The report comes on the 30th anniversary of the École Polytechnique massacre at the University of Montreal. That shooting – which left 14 women dead – thrust the term misogyny into the public discourse in Canada.

Three decades later, the CFOJA notes, “women and girls continue to be victimized and killed because they are women and girls.”

This reality was driven home again, the report says, when the videotaped police interview of Alek Minassian – charged with 10 counts of first-degree murder and 16 counts of attempted murder in connection with Toronto’s April, 2018, “van attack” – was released publicly earlier this year. In it, Mr. Minassian said that he was at least partially motivated by the “incel” (involuntary celibate) movement, and the lack of attention he received from women.

“The fact is, he’s not alone – and [the incel movement] is becoming a bigger movement that people don’t seem to be taking seriously," said Ms. MacGregor, a member of the CFOJA. "And it’s something the violence-against-women sector has been screaming about ... for years.”

Of the 118 murders of women and girls in 2019 – a figure the report cautions is likely low, given that at least 21 other deaths have been flagged by police services as suspicious – perpetrators were identified in 98 cases. Of those, a man was the primary accused in 87 per cent.

The relationship between the victim and their accused killer was only known in 77 per cent of cases. Of those, the victim was identified as being in current or former intimate relationships with their killer in 52 per cent of cases. Family members were identified as being the killers in 31 per cent of cases, and 9 per cent were friends or acquaintances. Eight per cent were strangers.

Where a method of killing was identified, shooting was the most common (36 per cent), followed by stabbing (29 per cent) and beatings (19 per cent).

Location-wise, the highest rates of femicide were found in Nunavut, followed by the Yukon, Manitoba and Alberta. The lowest rates (where femicide still occurred) were in Nova Scotia, Quebec, and Newfoundland-Labrador.

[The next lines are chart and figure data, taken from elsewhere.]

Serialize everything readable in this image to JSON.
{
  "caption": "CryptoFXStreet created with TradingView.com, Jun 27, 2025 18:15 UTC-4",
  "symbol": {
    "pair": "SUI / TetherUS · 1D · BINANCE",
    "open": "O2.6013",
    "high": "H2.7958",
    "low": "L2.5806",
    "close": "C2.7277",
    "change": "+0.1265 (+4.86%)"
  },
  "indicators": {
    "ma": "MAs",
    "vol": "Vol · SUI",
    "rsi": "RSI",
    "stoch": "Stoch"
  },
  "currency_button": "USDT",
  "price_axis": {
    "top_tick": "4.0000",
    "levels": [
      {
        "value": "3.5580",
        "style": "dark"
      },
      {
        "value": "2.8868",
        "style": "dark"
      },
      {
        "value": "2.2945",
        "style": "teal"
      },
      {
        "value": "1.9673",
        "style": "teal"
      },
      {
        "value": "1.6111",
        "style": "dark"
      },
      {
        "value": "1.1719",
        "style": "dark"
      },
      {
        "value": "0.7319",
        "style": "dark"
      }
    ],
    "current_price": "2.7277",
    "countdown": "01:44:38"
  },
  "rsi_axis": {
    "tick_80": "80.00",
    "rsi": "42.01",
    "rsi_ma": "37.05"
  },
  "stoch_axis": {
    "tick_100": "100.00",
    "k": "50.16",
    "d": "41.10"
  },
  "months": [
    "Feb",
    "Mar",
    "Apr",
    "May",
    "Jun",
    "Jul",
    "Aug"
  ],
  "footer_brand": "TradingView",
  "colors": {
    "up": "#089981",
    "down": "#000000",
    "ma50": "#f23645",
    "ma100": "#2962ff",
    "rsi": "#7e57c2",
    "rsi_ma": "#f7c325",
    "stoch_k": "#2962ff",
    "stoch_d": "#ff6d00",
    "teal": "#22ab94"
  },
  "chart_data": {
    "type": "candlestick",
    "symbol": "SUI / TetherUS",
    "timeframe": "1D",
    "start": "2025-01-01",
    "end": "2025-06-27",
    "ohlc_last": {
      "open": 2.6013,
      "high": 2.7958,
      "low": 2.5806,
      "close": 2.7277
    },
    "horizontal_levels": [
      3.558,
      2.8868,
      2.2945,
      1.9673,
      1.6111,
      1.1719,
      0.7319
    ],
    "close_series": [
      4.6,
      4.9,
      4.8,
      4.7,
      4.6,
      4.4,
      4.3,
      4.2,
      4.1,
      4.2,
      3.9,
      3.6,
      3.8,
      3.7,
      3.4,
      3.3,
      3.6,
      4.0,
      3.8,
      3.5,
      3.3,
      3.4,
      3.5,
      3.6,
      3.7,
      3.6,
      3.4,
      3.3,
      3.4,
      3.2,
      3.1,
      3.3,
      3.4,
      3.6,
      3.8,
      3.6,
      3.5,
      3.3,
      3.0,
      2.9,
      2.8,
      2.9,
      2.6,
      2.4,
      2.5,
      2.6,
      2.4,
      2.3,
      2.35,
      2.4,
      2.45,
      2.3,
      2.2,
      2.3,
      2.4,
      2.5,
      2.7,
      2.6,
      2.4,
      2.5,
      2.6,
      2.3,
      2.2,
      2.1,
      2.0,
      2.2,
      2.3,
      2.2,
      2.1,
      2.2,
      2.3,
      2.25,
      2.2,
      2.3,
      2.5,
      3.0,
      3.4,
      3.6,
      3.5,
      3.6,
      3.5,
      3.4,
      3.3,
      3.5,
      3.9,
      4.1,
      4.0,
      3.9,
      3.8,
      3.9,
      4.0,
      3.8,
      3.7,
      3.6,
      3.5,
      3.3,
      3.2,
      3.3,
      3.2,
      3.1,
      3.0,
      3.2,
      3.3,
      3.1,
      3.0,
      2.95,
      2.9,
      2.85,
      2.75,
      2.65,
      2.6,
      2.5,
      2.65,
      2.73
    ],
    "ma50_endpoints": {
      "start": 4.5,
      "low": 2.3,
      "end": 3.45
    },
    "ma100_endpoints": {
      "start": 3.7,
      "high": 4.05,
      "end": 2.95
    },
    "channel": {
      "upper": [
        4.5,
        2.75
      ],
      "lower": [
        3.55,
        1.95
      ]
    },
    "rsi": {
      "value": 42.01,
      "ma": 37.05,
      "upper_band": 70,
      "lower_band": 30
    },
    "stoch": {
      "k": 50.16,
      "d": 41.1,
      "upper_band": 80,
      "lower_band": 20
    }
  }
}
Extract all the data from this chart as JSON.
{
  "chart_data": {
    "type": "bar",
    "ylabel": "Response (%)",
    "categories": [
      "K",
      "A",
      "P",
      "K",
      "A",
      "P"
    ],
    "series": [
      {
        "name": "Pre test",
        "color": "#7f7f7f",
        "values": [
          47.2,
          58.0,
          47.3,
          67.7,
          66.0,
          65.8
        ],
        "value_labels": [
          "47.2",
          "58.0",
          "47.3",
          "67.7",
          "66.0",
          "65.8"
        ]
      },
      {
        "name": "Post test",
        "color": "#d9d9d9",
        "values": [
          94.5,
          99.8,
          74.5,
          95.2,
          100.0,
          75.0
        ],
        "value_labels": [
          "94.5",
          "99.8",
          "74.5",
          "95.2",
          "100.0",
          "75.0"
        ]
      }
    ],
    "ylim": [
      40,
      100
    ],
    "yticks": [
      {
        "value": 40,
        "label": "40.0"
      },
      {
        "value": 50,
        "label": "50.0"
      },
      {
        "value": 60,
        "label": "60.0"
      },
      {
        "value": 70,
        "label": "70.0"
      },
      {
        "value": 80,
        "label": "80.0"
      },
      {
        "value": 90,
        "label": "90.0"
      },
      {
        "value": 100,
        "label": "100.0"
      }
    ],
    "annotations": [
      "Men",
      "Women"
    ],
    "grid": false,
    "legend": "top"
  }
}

Indigenous women and girls, as well as those living in rural and remote regions, continue to be disproportionately at risk. Though more than 80 per cent of the population lives in urban areas, only 62 per cent of the women killed were in urban areas; 38 per cent of the femicides took place in rural or small towns.

Myrna Dawson, director of the CFOJA, believes these statistics reiterate the importance of addressing gender-based violence.

“We need to ask ourselves why – given these trends which are well documented, women and often children killed by firearms, typically rifles or shotguns, in rural areas – [this] is not a concern for our leaders? For the public?”

Ms. MacGregor, who spent three years on a federal advisory council on gender-based violence, said the report highlights a need for federal action.

“In 2020, are we going to have the same statistics? Are we going to be asking the same questions?” she said. “There is a real, real need for a national action plan on violence against women. This is the time when Canada needs to create one.”